Where the Wistar Institute's early work had standardised the rat as a physical, breedable research tool, the genome project did the equivalent for its genetic information: it gave every laboratory using rats a shared, searchable reference, turning a century of accumulated physiological and behavioural data into something that could finally be tied back to specific genes and directly compared against the human genome.

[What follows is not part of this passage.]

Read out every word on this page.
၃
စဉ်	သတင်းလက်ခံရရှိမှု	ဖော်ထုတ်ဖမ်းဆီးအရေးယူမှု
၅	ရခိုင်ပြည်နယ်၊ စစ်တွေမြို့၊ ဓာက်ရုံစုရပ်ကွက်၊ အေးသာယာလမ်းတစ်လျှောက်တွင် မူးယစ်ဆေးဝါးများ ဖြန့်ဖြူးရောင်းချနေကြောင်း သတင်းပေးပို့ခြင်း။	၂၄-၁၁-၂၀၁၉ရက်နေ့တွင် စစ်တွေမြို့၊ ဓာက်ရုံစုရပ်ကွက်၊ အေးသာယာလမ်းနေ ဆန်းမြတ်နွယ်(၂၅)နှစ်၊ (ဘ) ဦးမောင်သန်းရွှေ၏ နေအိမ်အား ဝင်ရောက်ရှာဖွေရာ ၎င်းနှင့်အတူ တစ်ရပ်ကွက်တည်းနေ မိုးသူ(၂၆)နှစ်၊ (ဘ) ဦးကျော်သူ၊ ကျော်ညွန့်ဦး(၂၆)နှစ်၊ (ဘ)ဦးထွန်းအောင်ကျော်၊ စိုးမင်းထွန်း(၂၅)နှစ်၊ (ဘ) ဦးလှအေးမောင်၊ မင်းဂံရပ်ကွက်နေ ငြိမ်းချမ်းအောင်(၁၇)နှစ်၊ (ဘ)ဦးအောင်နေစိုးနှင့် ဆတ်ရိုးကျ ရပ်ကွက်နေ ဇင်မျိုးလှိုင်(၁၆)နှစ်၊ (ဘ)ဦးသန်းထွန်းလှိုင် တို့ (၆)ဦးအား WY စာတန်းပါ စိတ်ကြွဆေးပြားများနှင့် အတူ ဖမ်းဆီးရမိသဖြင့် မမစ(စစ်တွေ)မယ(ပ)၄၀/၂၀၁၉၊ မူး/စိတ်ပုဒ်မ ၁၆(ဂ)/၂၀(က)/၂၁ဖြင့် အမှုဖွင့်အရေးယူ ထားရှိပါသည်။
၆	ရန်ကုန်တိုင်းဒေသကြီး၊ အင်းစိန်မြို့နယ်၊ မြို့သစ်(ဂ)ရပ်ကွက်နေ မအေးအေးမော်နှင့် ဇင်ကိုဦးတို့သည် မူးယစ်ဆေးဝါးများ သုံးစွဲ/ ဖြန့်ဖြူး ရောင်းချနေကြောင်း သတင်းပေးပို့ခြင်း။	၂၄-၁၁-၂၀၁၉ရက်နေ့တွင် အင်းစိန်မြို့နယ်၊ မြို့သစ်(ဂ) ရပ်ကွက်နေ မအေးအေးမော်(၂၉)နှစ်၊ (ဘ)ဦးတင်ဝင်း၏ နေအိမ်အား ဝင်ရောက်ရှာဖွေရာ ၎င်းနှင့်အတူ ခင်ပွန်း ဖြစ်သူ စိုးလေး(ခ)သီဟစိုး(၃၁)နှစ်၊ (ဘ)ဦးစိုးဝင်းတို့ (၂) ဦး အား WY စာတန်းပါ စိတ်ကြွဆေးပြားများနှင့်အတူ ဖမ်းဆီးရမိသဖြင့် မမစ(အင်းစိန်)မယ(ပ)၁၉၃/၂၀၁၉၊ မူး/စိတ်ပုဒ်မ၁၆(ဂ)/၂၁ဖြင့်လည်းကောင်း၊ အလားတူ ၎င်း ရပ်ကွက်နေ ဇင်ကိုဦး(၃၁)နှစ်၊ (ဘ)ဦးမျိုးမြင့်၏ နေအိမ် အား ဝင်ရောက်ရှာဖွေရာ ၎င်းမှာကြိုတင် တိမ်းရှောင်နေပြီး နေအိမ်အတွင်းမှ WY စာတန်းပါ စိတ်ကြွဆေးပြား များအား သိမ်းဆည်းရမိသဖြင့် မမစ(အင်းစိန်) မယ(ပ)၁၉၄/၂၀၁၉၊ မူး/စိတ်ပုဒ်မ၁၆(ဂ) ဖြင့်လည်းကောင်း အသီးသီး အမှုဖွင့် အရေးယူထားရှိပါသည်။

What the rat's history adds up to
| Period | Development | Key figures / institutions |
|---|---|---|
| 1822 | First documented tame-rat behavioural observation | Samuel Moss, Cheltenham |
| 1853 to 1885 | Institutional rat colonies and early inbreeding | Jardin des Plantes; Flourens's laboratory; Hugo Crampe |
| 1900 to 1903 | First laboratory maze studies | Willard Small, John B. Watson; Clark University and University of Chicago |
| 1906 to 1909 | Standardised albino rat strain developed | Henry Donaldson, Milton Greenman, Helen Dean King; Wistar Institute |
| 1908 | First dedicated American nutrition-research rat colony | Elmer McCollum; University of Wisconsin |
| 1930s to 1948 | Operant conditioning and cognitive maps | B. F. Skinner; Edward Tolman |
| 2004 | Reference genome published | Rat Genome Sequencing Project Consortium; Nature |
Few model organisms have a history this deliberately constructed. The mouse's rise to genetic dominance came later and rested heavily on the accident of an unusually tractable embryonic stem cell system. The rat's rise came first, and came from something closer to institutional will: a single Philadelphia laboratory decided, on purpose, that a mammal could be bred the way a crop variety is bred, consistent, reproducible and shareable, and set out to prove it. Everything that followed, the maze studies, the operant chamber, the toxicology reference ranges, the 2004 genome, built on a research animal that existed in that standardised form only because someone had decided, over a century ago, that it should.